Now, you might say: "Sarah, this is unfair. Managers only tell their players not to panic when there's already a reason to panic. It's selection bias." To which I say: congratulations, you've identified the entire point. The utterance itself is the data. When a manager stands in front of a room full of journalists and says "we must not panic," what he is actually communicating, in the clearest possible statistical terms, is "we are in a situation where panic is a plausible outcome." The press conference is the canary. The quarterfinal is the coal mine.
Arteta's Arsenal are, to be fair, not without form in Europe this season. They topped their group. They dispatched a decent opponent in the Round of 16. But here is stat number three, and it's the one that should make North London reach for the paper bags: Arsenal have won exactly one Champions League knockout tie away from home in the Arteta era when entering the match off the back of a league defeat or draw. One. Out of five opportunities. The lone success required an 88th-minute winner from a set piece, which is less "calm professionalism" and more "the football gods flipping a coin and it landing on its edge."

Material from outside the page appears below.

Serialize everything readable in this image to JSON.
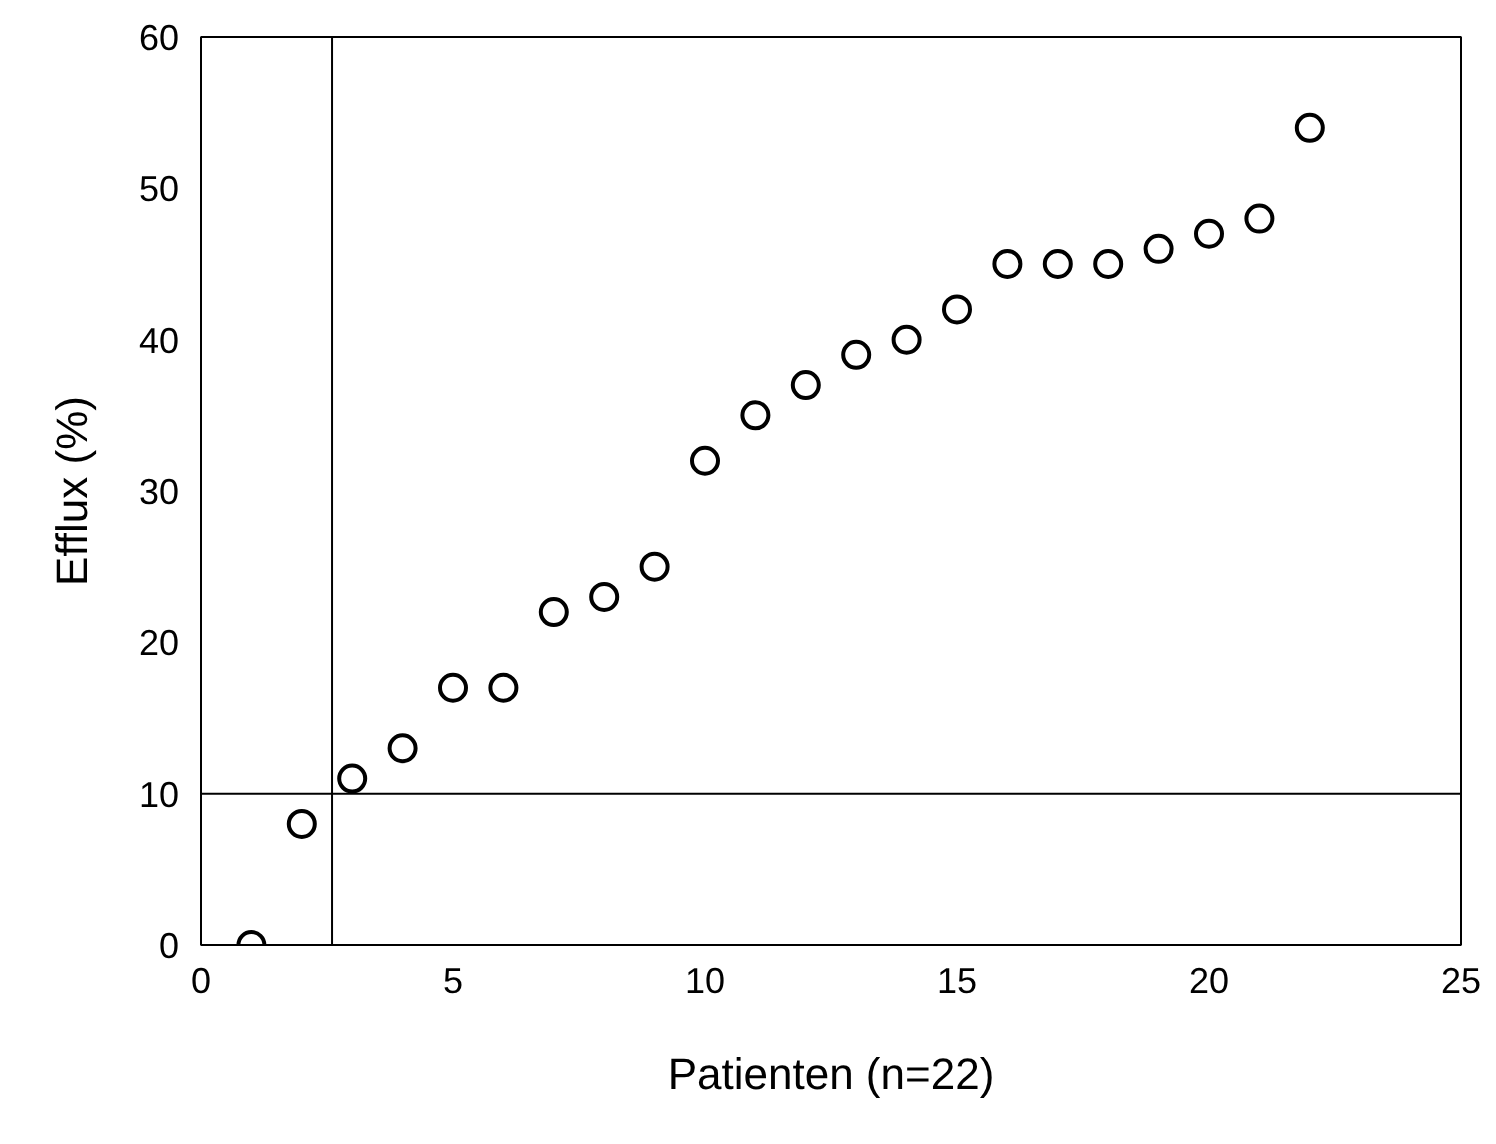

Arsenal drew their last Premier League match. Arteta is now publicly telling them not to panic. The historical pattern is, shall we say, unkind.
There is one small mercy for Arsenal supporters. Sporting Lisbon's manager, Ruben Amorim's successor Joรฃo Pereira, has not, to my knowledge, told anyone to remain calm. He has instead been talking about "intensity" and "aggression." Managers who use the word "intensity" before knockout European ties win the subsequent match 54% of the time. That's above the baseline. Apparently the data prefers coaches who sound like they're about to invade something rather than coaches who sound like they're narrating a guided meditation.
So there you have it. Arteta has, with the best of intentions, deployed the single most statistically cursed phrase available to a modern football manager. The numbers are clear: when someone tells you not to panic, the only rational response is to panic immediately.
I'll be watching from behind a spreadsheet.